Rather a tall order. At times I find myself letting go of some incident from the day, other times my mind is so churned up that the message skips across the surface. What I find most interesting is that while it is implied, the recitation does not specifically include myself.
Is that because "I" can be the hardest of all to forgive?
On Mother's Day especially, I find that I question my past decisions. What if...What if...I had made different decisions...Would my daughter be here now instead of gone?

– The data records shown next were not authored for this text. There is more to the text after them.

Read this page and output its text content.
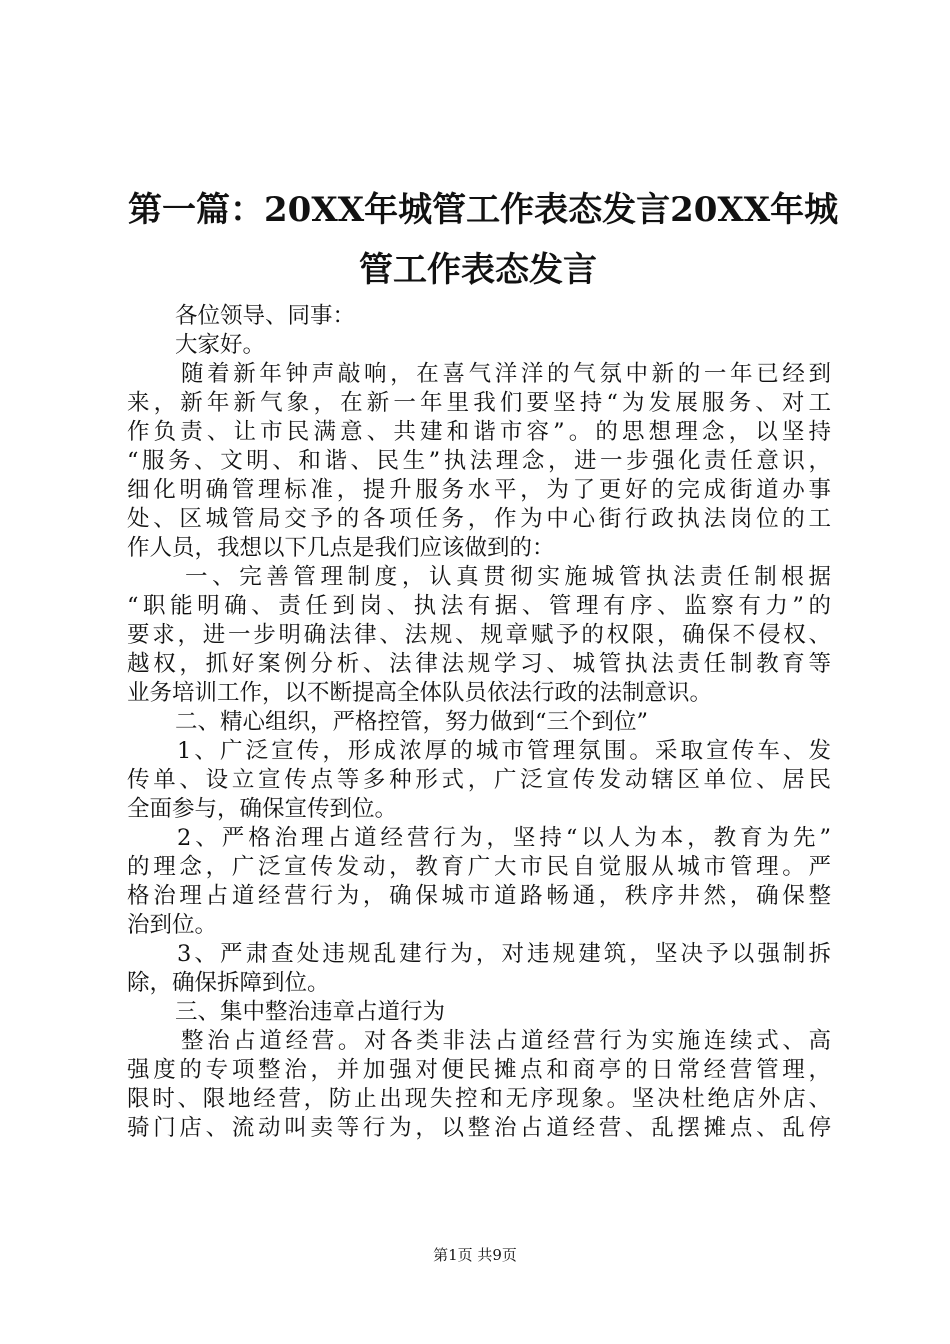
第一篇：20XX年城管工作表态发言20XX年城
管工作表态发言
各位领导、同事：
大家好。
随着新年钟声敲响，在喜气洋洋的气氛中新的一年已经到
来，新年新气象，在新一年里我们要坚持“为发展服务、对工
作负责、让市民满意、共建和谐市容”。的思想理念，以坚持
“服务、文明、和谐、民生”执法理念，进一步强化责任意识，
细化明确管理标准，提升服务水平，为了更好的完成街道办事
处、区城管局交予的各项任务，作为中心街行政执法岗位的工
作人员，我想以下几点是我们应该做到的：
一、完善管理制度，认真贯彻实施城管执法责任制根据
“职能明确、责任到岗、执法有据、管理有序、监察有力”的
要求，进一步明确法律、法规、规章赋予的权限，确保不侵权、
越权，抓好案例分析、法律法规学习、城管执法责任制教育等
业务培训工作，以不断提高全体队员依法行政的法制意识。
二、精心组织，严格控管，努力做到“三个到位”
1、广泛宣传，形成浓厚的城市管理氛围。采取宣传车、发
传单、设立宣传点等多种形式，广泛宣传发动辖区单位、居民
全面参与，确保宣传到位。
2、严格治理占道经营行为，坚持“以人为本，教育为先”
的理念，广泛宣传发动，教育广大市民自觉服从城市管理。严
格治理占道经营行为，确保城市道路畅通，秩序井然，确保整
治到位。
3、严肃查处违规乱建行为，对违规建筑，坚决予以强制拆
除，确保拆障到位。
三、集中整治违章占道行为
整治占道经营。对各类非法占道经营行为实施连续式、高
强度的专项整治，并加强对便民摊点和商亭的日常经营管理，
限时、限地经营，防止出现失控和无序现象。坚决杜绝店外店、
骑门店、流动叫卖等行为，以整治占道经营、乱摆摊点、乱停
第1页 共9页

I don't harbour anger toward the parent of the child who carried the virus-they've got their own problems. It doesn't work to cut away at G-d. My daughter didn't leave purposefully. That leaves only my own decisions to question. My own choices to rail at. And, just as dominoes fall, that path can be rolled back through years of decisions. It's not even a question of the quality of the choice. The direction didn't have to be better-just different and the outcome could have been radically changed.
All of which is a loop that would drive anyone crazy if we let it. And what breaks us free from this is the flow of Forgiveness. It's a choice not to flay someone/ourself daily for an act that has already gone by. Part of the fluidity of forgiveness is sometimes releasing the same moment of time over and over...Nightly, in the Shema.